Achtergrond van deze zaak
De eigenaar van een kapperszaak (eiser in cassatie, hierna: X) heeft ter dekking van het risico van schade door onder meer brand en diefstal een verzekeringsovereenkomst gesloten bij ASR (verweerder in cassatie). Nadat er brand had gewoed in de kapperszaak, heeft X aanspraak gemaakt op de verzekeringsuitkering. ASR heeft de aanspraak de eerste keer – conform art. 7:942 lid 2 (oud BW) – bij aangetekende brief d.d. 31 oktober 2008 afgewezen en eiser gewezen op de verjaringstermijn van zes maanden. Uit rapporten was ASR immers gebleken dat de brandschade door brandstichting was ontstaan en dat één van de sleutelhouders daarbij negatief was betrokken.
Na faillissement van X (dat later weer werd opgeheven) heeft de curator de afwijzing van de aanspraak van X betwist. Daarop heeft ASR bij brief d.d. 9 maart 2009 haar afwijzend standpunt gehandhaafd. Deze keer had ASR X eiser niet opnieuw gewezen op de verjaringstermijn van zes maanden.
In het door X aangespannen geding heeft ASR zich primair op het standpunt gesteld dat de vordering van X op 4 augustus 2009 – zes maanden na de tweede afwijzing van ASR – was verjaard. De rechtbank heeft bij tussenvonnis het beroep op verjaring verworpen. Het hof heeft dit tussenvonnis vernietigd en de zaak terugverwezen naar de rechtbank. X heeft tegen deze uitspraak cassatieberoep ingesteld.
Cassatie
In cassatie was, kort gezegd, de vraag aan de orde of de vordering tegen de verzekeraar was verjaard. Volgens de steller van het middel had het hof miskend dat, indien de verjaringstermijn ex art. 7:942 lid 3 (oud) BW ingevolge het tweede lid is getuit, er pas een nieuwe verjaringstermijn begint te lopen indien aan de formele vereisten uit het tweede lid is voldaan. Deze vereisten behelzen, zoals gezegd, enerzijds een ondubbelzinnige afwijzing bij aangetekende brief en anderzijds de ondubbelzinnige vermelding van het rechtsgevolg dat de rechtsvordering in geval van afwijzing na zes maanden verjaart.
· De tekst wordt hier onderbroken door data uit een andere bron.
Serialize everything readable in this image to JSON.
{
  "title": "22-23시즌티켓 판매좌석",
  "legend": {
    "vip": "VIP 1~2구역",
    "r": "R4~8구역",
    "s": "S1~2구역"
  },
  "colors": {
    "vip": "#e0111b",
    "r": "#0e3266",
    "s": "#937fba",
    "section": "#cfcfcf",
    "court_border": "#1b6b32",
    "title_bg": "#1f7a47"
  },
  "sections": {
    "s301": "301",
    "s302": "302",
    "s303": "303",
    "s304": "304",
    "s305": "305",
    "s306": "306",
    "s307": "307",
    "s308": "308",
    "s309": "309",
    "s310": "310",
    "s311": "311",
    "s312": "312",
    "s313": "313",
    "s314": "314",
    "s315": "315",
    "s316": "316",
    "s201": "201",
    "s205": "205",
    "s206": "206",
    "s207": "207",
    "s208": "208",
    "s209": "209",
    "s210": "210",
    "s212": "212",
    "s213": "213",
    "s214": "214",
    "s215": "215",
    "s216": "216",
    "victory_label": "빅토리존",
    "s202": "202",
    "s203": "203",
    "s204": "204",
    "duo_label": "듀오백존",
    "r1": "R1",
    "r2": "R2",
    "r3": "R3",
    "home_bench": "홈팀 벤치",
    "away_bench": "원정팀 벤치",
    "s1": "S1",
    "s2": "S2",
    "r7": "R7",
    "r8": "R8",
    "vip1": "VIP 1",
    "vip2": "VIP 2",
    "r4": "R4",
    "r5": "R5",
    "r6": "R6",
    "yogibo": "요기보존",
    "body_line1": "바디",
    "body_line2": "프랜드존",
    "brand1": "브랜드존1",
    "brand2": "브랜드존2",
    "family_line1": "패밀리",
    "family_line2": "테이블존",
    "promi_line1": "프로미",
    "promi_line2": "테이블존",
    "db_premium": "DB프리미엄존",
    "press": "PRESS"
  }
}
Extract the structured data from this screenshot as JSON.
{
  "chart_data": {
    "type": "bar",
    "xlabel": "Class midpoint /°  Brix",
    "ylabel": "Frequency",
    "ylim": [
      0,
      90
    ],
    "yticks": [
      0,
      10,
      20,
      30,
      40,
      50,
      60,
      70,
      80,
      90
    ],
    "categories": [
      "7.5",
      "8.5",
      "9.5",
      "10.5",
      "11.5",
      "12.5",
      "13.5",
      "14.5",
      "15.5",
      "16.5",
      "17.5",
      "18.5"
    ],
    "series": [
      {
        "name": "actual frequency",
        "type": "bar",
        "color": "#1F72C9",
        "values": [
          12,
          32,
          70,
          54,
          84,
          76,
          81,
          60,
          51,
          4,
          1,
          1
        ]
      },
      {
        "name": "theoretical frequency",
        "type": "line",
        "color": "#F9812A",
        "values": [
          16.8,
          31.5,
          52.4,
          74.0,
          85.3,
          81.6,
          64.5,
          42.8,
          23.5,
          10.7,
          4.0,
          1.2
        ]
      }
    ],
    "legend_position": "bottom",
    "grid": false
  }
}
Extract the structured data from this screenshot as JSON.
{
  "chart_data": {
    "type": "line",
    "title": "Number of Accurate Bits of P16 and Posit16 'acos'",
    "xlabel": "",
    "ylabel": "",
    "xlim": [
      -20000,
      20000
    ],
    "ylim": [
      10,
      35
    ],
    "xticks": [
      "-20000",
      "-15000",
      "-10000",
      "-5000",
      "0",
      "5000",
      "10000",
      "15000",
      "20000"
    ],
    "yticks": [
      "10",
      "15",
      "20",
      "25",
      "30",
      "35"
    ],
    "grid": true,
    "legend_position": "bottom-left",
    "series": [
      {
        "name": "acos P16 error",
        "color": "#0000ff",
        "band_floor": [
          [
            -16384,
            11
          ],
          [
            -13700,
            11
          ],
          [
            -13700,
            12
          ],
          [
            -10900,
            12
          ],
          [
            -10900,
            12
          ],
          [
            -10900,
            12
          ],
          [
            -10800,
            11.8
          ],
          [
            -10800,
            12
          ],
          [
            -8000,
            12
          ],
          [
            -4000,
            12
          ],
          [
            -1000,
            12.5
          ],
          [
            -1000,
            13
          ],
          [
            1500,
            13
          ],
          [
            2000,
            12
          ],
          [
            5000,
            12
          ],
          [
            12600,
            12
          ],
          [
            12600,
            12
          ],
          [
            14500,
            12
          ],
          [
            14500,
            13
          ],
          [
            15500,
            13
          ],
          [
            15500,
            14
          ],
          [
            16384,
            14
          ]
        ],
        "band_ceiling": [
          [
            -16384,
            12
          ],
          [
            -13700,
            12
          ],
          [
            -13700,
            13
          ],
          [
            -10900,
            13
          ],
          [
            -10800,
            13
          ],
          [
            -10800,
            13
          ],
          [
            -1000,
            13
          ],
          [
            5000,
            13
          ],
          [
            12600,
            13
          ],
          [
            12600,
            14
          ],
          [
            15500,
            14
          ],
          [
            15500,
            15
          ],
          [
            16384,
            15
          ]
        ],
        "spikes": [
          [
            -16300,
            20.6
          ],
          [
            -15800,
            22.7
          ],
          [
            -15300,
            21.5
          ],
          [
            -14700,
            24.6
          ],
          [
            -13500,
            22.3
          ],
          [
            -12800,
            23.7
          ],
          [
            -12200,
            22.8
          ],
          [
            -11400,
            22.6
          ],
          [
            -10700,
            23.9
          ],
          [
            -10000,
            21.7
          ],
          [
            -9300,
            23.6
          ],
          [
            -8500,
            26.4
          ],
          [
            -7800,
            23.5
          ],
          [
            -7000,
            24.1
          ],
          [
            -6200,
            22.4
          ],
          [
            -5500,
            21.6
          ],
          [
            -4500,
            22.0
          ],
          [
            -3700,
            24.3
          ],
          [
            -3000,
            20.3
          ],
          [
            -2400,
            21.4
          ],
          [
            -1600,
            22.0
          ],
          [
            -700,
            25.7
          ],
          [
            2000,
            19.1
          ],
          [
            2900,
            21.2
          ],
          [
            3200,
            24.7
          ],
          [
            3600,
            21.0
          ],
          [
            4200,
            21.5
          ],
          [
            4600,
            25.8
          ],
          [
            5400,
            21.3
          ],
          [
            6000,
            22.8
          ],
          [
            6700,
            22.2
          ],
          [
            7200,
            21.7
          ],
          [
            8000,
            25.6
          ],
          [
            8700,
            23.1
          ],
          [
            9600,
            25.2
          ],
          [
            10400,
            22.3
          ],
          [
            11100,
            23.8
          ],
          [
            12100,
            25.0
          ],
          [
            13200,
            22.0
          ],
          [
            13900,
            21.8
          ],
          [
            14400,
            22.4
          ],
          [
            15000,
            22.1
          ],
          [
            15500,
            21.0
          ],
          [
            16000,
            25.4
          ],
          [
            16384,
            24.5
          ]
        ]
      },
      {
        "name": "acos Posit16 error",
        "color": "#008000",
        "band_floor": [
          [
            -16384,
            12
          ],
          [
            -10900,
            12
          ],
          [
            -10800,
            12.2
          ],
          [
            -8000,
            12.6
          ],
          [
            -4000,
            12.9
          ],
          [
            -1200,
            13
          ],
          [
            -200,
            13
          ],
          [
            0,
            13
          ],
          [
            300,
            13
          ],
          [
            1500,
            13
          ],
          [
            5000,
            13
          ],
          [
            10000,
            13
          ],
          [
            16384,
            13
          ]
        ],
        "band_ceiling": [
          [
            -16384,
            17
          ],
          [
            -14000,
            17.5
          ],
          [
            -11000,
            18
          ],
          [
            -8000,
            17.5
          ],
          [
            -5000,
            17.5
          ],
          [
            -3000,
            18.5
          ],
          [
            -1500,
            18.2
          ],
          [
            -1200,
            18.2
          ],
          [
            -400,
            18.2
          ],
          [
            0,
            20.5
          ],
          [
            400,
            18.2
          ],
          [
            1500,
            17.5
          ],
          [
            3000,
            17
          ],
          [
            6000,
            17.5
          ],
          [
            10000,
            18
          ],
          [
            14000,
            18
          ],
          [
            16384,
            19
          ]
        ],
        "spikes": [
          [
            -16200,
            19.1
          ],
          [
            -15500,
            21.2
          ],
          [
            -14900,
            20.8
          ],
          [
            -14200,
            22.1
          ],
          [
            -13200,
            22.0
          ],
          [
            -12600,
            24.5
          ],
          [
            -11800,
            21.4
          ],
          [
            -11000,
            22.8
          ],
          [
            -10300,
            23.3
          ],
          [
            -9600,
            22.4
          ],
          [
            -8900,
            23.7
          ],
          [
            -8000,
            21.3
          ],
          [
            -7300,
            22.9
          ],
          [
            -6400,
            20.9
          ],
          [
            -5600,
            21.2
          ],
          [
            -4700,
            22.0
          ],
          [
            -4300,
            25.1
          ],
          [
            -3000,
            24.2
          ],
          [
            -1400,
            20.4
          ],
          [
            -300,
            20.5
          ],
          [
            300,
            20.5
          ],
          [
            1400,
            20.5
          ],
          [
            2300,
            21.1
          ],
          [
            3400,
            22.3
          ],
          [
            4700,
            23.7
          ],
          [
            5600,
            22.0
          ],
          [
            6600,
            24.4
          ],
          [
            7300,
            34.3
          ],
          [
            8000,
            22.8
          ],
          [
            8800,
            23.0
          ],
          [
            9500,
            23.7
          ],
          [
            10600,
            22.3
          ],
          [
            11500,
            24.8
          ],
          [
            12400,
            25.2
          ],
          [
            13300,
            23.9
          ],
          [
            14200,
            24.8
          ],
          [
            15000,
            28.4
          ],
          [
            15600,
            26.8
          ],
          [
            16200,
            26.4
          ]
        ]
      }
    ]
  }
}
De Hoge Raad heeft ter beantwoording van deze vraag navolgende argumenten afgewogen. Ten faveure van de opvatting dat pas een nieuwe verjaringstermijn gaat lopen indien aan de formele eisen is voldaan, geldt in de eerste plaats dat art. 7:942 (oud) BW naar de letter algemeen en zonder voorbehoud is geformuleerd (rov. 3.6). Daarnaast wijzen de wetsgeschiedenis en strekking van de wetsbepaling eveneens in dezelfde richting (rov. 3.7.1). De bijzondere verjaringsregeling ex art. 7:942 (oud) BW – die afwijkt van de algemene regeling van titel 3.11 BW – strekt immers tot bescherming van de verzekerde en het stellen van de formele eisen is hiermee in lijn (rov. 3.7.2-3.7.4). In de derde plaats past het eveneens gelden van de formele eisen voor een tweede en volgende aanspraak in het systeem van de wet (rov. 3.8).
Als argument voor ’s hofs (andersluidende) uitleg van art. 7:942 lid 2 (oud) BW overweegt de Hoge Raad dat art. 7:942 lid 3 BW oorspronkelijk bepaalde dat rechtsvordering in geval van afwijzing door verloop van zes maanden verjaarde, tenzij binnen die termijn overeenkomstig artikel 3.11.16 is gestuit. De gecursiveerde zinsnede is echter geschrapt, waaruit zou kunnen worden afgeleid dat na afwijzing overeenkomstig art. 7:942 lid 2 (oud) BW niet langer uitsluitend art. 3:316 BW van toepassing is, maar ook, onder meer, art. 3:317 BW (rov. 3.9.1). De Hoge Raad overweegt echter dat de uitleg van voornoemd gecursiveerd citaat niet dwingend is (rov. 3.9.2).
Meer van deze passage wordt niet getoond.